Texas has been one of the fastest growing housing markets in the country in the last few years. The state has led the nation in homebuilding and Texas' major metros - Houston, Dallas-Fort Worth, San Antonio, Austin - have had big increases in the number of preowned home sales. But the latest snapshot of the Lone Star State's hot housing market is a mixed bag. While statewide home sales rose almost 3 percent in the second quarter from 2017 levels, sales in the D-FW area slowed for the first time in years. And sales barely rose in the Austin area, according to the latest data from the Texas Association of Realtors.
"The demand for housing remains at an all-time high, but statewide we're seeing a slower rate of increase in sales compared to previous quarters due to the lack of inventory of properties for sale," Dr. James Gaines, chief economist with the Real Estate Center at Texas A&M University said. Rising prices and higher mortgage rates have also dampened buying in some neighborhoods. Even with the dip in sales, the D-FW led the state in second quarter home sales by real estate agents with 28,934 properties changing hands.
D-FW home sales were 0.8 percent lower than in second quarter 2017. Statewide median home sales prices rose by 4.4 percent in the period ending with June. D-FW had the biggest jump in the number of homes for sale in the second quarter of any major Texas metro area. The number of homes on the market in North Texas grew by 14 percent, according to the Realtors.
Is the housing boom running out of gas? During the last few years, the home market has been on a tear in North Texas and in other parts of the country, with prices soaring and buyers lining up as soon as a sign hits the front yard. But there are growing signs that the fast-paced housing market is shifting gears, with a decline in sales in many markets and smaller price increases. In July, U.S. preowned home sales fell from a year ago for the fifth month in a row. And nationwide new home sales were down almost 2 percent in July, causing analysts at IHS Markit to question if the bull home market has turned bearish. "The economy is strong. Labor markets are solid. Yet, new home sales and single-family housing starts and permits have stalled.
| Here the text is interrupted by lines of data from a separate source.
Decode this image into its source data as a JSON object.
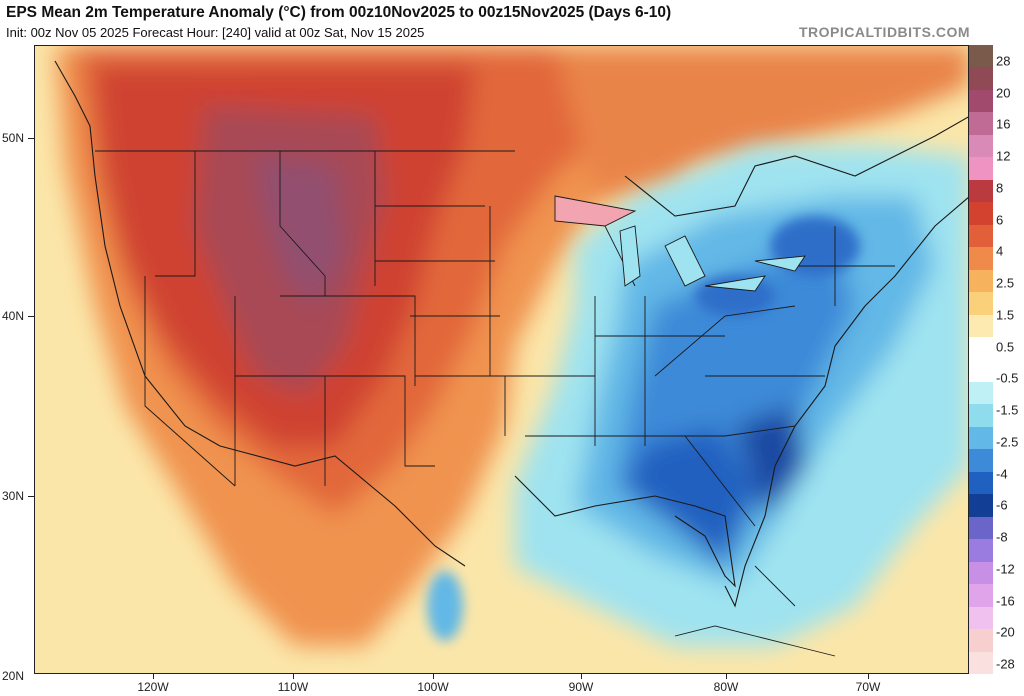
{
  "header": {
    "title": "EPS Mean 2m Temperature Anomaly (°C) from 00z10Nov2025 to 00z15Nov2025 (Days 6-10)",
    "subtitle": "Init: 00z Nov 05 2025   Forecast Hour: [240]   valid at 00z Sat, Nov 15 2025",
    "brand": "TROPICALTIDBITS.COM"
  },
  "map": {
    "lat_labels": [
      "50N",
      "40N",
      "30N",
      "20N"
    ],
    "lon_labels": [
      "120W",
      "110W",
      "100W",
      "90W",
      "80W",
      "70W"
    ],
    "colors": {
      "background_warm": "#fbe6a9",
      "strong_warm": "#c83a2e",
      "extreme_warm": "#8f3c5a",
      "cool": "#9fe3f0",
      "cold": "#3d7fd6",
      "very_cold": "#1d4aa3"
    }
  },
  "colorbar": {
    "labels": [
      "28",
      "20",
      "16",
      "12",
      "8",
      "6",
      "4",
      "2.5",
      "1.5",
      "0.5",
      "-0.5",
      "-1.5",
      "-2.5",
      "-4",
      "-6",
      "-8",
      "-12",
      "-16",
      "-20",
      "-28"
    ],
    "colors": [
      "#7a5a4a",
      "#8f4a55",
      "#a14a6e",
      "#c06a96",
      "#d98ab6",
      "#ee93c2",
      "#bb3a40",
      "#d2422f",
      "#e1603a",
      "#ef8a4a",
      "#f6b25d",
      "#fbd07a",
      "#fdeab0",
      "#ffffff",
      "#ffffff",
      "#bff0f5",
      "#8fdcec",
      "#62b8e6",
      "#3c8ad8",
      "#2060c0",
      "#123f95",
      "#6b64c9",
      "#9a7be0",
      "#c78fe6",
      "#e0a4ea",
      "#f0c0ee",
      "#f7cfcf",
      "#fbe0e0"
    ]
  }
}
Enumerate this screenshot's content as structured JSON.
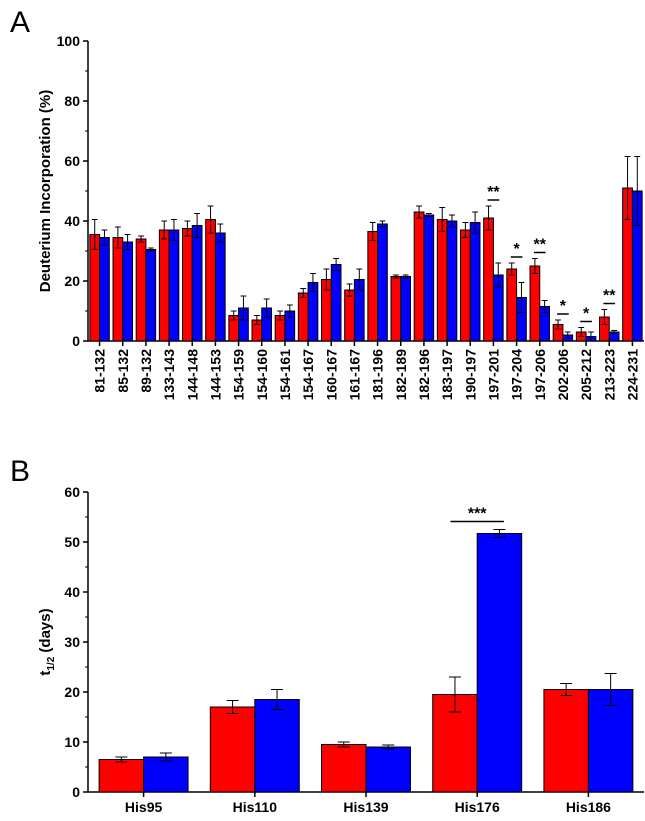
{
  "panels": {
    "a_letter": "A",
    "b_letter": "B"
  },
  "colors": {
    "series1": "#ff0000",
    "series2": "#0000ff",
    "outline": "#000000"
  },
  "chart_data": [
    {
      "type": "bar",
      "panel": "A",
      "ylabel": "Deuterium Incorporation (%)",
      "xlabel": "",
      "ylim": [
        0,
        100
      ],
      "yticks": [
        0,
        20,
        40,
        60,
        80,
        100
      ],
      "categories": [
        "81-132",
        "85-132",
        "89-132",
        "133-143",
        "144-148",
        "144-153",
        "154-159",
        "154-160",
        "154-161",
        "154-167",
        "160-167",
        "161-167",
        "181-196",
        "182-189",
        "182-196",
        "183-197",
        "190-197",
        "197-201",
        "197-204",
        "197-206",
        "202-206",
        "205-212",
        "213-223",
        "224-231"
      ],
      "series": [
        {
          "values": [
            35.5,
            34.5,
            34,
            37,
            37.5,
            40.5,
            8.5,
            7,
            8.5,
            16,
            20.5,
            17,
            36.5,
            21.5,
            43,
            40.5,
            37,
            41,
            24,
            25,
            5.5,
            3,
            8,
            51
          ],
          "errors": [
            5,
            3.5,
            1,
            3,
            2.5,
            4.5,
            1.5,
            1.5,
            1.5,
            1.5,
            3.5,
            2,
            3,
            0.5,
            2,
            4,
            2.5,
            4,
            2,
            2.5,
            1.5,
            1.5,
            2.5,
            10.5
          ]
        },
        {
          "values": [
            34.5,
            33,
            30.5,
            37,
            38.5,
            36,
            11,
            11,
            10,
            19.5,
            25.5,
            20.5,
            39,
            21.5,
            42,
            40,
            39.5,
            22,
            14.5,
            11.5,
            2,
            1.5,
            3,
            50
          ],
          "errors": [
            2.5,
            2.5,
            0.5,
            3.5,
            4,
            3,
            4,
            3,
            2,
            3,
            2,
            3.5,
            1,
            0.5,
            0.5,
            2,
            3.5,
            4,
            5,
            2,
            1,
            1.5,
            0.5,
            11.5
          ]
        }
      ],
      "significance": [
        {
          "category": "197-201",
          "label": "**"
        },
        {
          "category": "197-204",
          "label": "*"
        },
        {
          "category": "197-206",
          "label": "**"
        },
        {
          "category": "202-206",
          "label": "*"
        },
        {
          "category": "205-212",
          "label": "*"
        },
        {
          "category": "213-223",
          "label": "**"
        }
      ]
    },
    {
      "type": "bar",
      "panel": "B",
      "ylabel": "t1/2 (days)",
      "ylabel_main": "t",
      "ylabel_sub": "1/2",
      "ylabel_rest": " (days)",
      "xlabel": "",
      "ylim": [
        0,
        60
      ],
      "yticks": [
        0,
        10,
        20,
        30,
        40,
        50,
        60
      ],
      "categories": [
        "His95",
        "His110",
        "His139",
        "His176",
        "His186"
      ],
      "series": [
        {
          "values": [
            6.5,
            17,
            9.5,
            19.5,
            20.5
          ],
          "errors": [
            0.5,
            1.3,
            0.5,
            3.5,
            1.2
          ]
        },
        {
          "values": [
            7,
            18.5,
            9,
            51.7,
            20.5
          ],
          "errors": [
            0.8,
            2,
            0.4,
            0.8,
            3.2
          ]
        }
      ],
      "significance": [
        {
          "category": "His176",
          "label": "***"
        }
      ]
    }
  ]
}
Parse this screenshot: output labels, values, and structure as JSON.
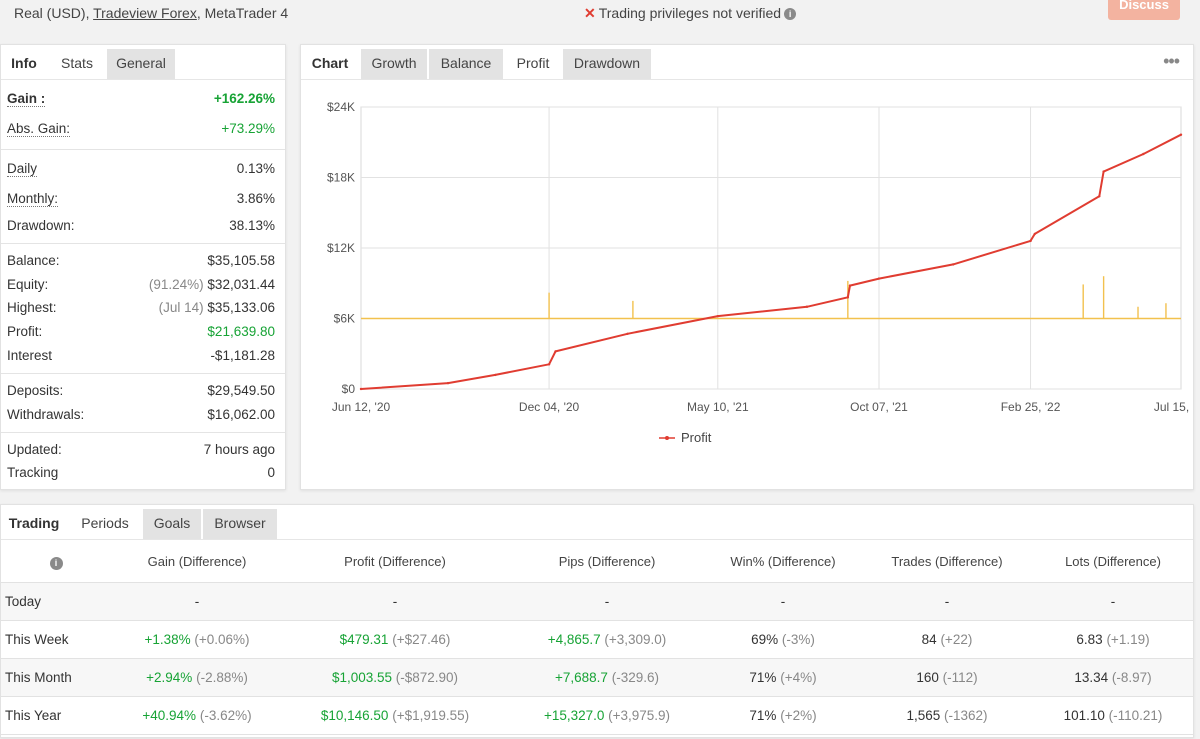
{
  "account": {
    "type": "Real (USD),",
    "broker": "Tradeview Forex",
    "platform": ", MetaTrader 4",
    "privileges": "Trading privileges not verified",
    "discuss_label": "Discuss"
  },
  "info_panel": {
    "tabs": [
      "Info",
      "Stats",
      "General"
    ],
    "gain_label": "Gain :",
    "gain_value": "+162.26%",
    "abs_gain_label": "Abs. Gain:",
    "abs_gain_value": "+73.29%",
    "daily_label": "Daily",
    "daily_value": "0.13%",
    "monthly_label": "Monthly:",
    "monthly_value": "3.86%",
    "drawdown_label": "Drawdown:",
    "drawdown_value": "38.13%",
    "balance_label": "Balance:",
    "balance_value": "$35,105.58",
    "equity_label": "Equity:",
    "equity_pct": "(91.24%)",
    "equity_value": "$32,031.44",
    "highest_label": "Highest:",
    "highest_date": "(Jul 14)",
    "highest_value": "$35,133.06",
    "profit_label": "Profit:",
    "profit_value": "$21,639.80",
    "interest_label": "Interest",
    "interest_value": "-$1,181.28",
    "deposits_label": "Deposits:",
    "deposits_value": "$29,549.50",
    "withdrawals_label": "Withdrawals:",
    "withdrawals_value": "$16,062.00",
    "updated_label": "Updated:",
    "updated_value": "7 hours ago",
    "tracking_label": "Tracking",
    "tracking_value": "0"
  },
  "chart_panel": {
    "tabs": [
      "Chart",
      "Growth",
      "Balance",
      "Profit",
      "Drawdown"
    ],
    "active_tab": "Profit"
  },
  "chart_data": {
    "type": "line",
    "xlabel": "",
    "ylabel": "",
    "yticks": [
      "$0",
      "$6K",
      "$12K",
      "$18K",
      "$24K"
    ],
    "ylim": [
      0,
      24000
    ],
    "xticks": [
      "Jun 12, '20",
      "Dec 04, '20",
      "May 10, '21",
      "Oct 07, '21",
      "Feb 25, '22",
      "Jul 15, '22"
    ],
    "series": [
      {
        "name": "Profit",
        "color": "#e03c31",
        "x": [
          "Jun 12, '20",
          "Sep 01, '20",
          "Oct 15, '20",
          "Dec 04, '20",
          "Dec 10, '20",
          "Feb 15, '21",
          "May 10, '21",
          "Aug 01, '21",
          "Sep 08, '21",
          "Sep 10, '21",
          "Oct 07, '21",
          "Dec 15, '21",
          "Feb 25, '22",
          "Mar 01, '22",
          "Apr 30, '22",
          "May 04, '22",
          "Jun 10, '22",
          "Jul 15, '22"
        ],
        "y": [
          0,
          500,
          1200,
          2100,
          3200,
          4700,
          6200,
          7000,
          7800,
          8800,
          9400,
          10600,
          12600,
          13200,
          16400,
          18500,
          20000,
          21640
        ]
      },
      {
        "name": "",
        "color": "#f2c14e",
        "baseline": 6000,
        "spikes": [
          {
            "x": "Dec 04, '20",
            "y": 8200
          },
          {
            "x": "Feb 20, '21",
            "y": 7500
          },
          {
            "x": "Sep 08, '21",
            "y": 9200
          },
          {
            "x": "Apr 15, '22",
            "y": 8900
          },
          {
            "x": "May 04, '22",
            "y": 9600
          },
          {
            "x": "Jun 05, '22",
            "y": 7000
          },
          {
            "x": "Jul 01, '22",
            "y": 7300
          }
        ]
      }
    ],
    "legend": [
      "Profit"
    ],
    "legend_placement": "bottom",
    "grid": true
  },
  "periods_panel": {
    "tabs": [
      "Trading",
      "Periods",
      "Goals",
      "Browser"
    ],
    "headers": [
      "Gain (Difference)",
      "Profit (Difference)",
      "Pips (Difference)",
      "Win% (Difference)",
      "Trades (Difference)",
      "Lots (Difference)"
    ],
    "rows": [
      {
        "label": "Today",
        "gain": "-",
        "gain_diff": "",
        "profit": "-",
        "profit_diff": "",
        "pips": "-",
        "pips_diff": "",
        "win": "-",
        "win_diff": "",
        "trades": "-",
        "trades_diff": "",
        "lots": "-",
        "lots_diff": ""
      },
      {
        "label": "This Week",
        "gain": "+1.38%",
        "gain_diff": "(+0.06%)",
        "profit": "$479.31",
        "profit_diff": "(+$27.46)",
        "pips": "+4,865.7",
        "pips_diff": "(+3,309.0)",
        "win": "69%",
        "win_diff": "(-3%)",
        "trades": "84",
        "trades_diff": "(+22)",
        "lots": "6.83",
        "lots_diff": "(+1.19)"
      },
      {
        "label": "This Month",
        "gain": "+2.94%",
        "gain_diff": "(-2.88%)",
        "profit": "$1,003.55",
        "profit_diff": "(-$872.90)",
        "pips": "+7,688.7",
        "pips_diff": "(-329.6)",
        "win": "71%",
        "win_diff": "(+4%)",
        "trades": "160",
        "trades_diff": "(-112)",
        "lots": "13.34",
        "lots_diff": "(-8.97)"
      },
      {
        "label": "This Year",
        "gain": "+40.94%",
        "gain_diff": "(-3.62%)",
        "profit": "$10,146.50",
        "profit_diff": "(+$1,919.55)",
        "pips": "+15,327.0",
        "pips_diff": "(+3,975.9)",
        "win": "71%",
        "win_diff": "(+2%)",
        "trades": "1,565",
        "trades_diff": "(-1362)",
        "lots": "101.10",
        "lots_diff": "(-110.21)"
      }
    ]
  }
}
How can this be?" said Patrick Newport, executive director of the U.S. economics team at IHS.
Newport said rising home prices and higher mortgage rates have cooled the ardor for home buying. "This has choked off demand," he said. A slowdown in immigration and household formation could also be factors, Newport theorizes. In North Texas, year-over-year preowned home sales have fallen in many neighborhoods, and for the entire region, year-to-date sales were up a measly 2 percent as of July. At the same time, the double-digit percentage home price gains of the last few years have faded in Dallas-Fort Worth. Through the first seven months of 2018, median home sales prices were up only 6 percent from the same period last year, according to sales data from real estate agents.
Property agents say that some first-time buyers have given up after losing out to other buyers or all-cash investors who snapped up affordable homes. At midyear, the number of prospective U.S. homebuyers who said they planned to make a purchase in the next 12 months fell to just 14 percent — down from 24 percent in fourth quarter of 2017, according to the National Association of Home Builders. That's still another sign that the home market — while not in a traditional bubble — may be headed for slower sales in the year ahead. "It's clear that the winds that have boosted sellers over the past few years are ever-so-slightly starting to shift," said Zillow senior economist Aaron Terrazas.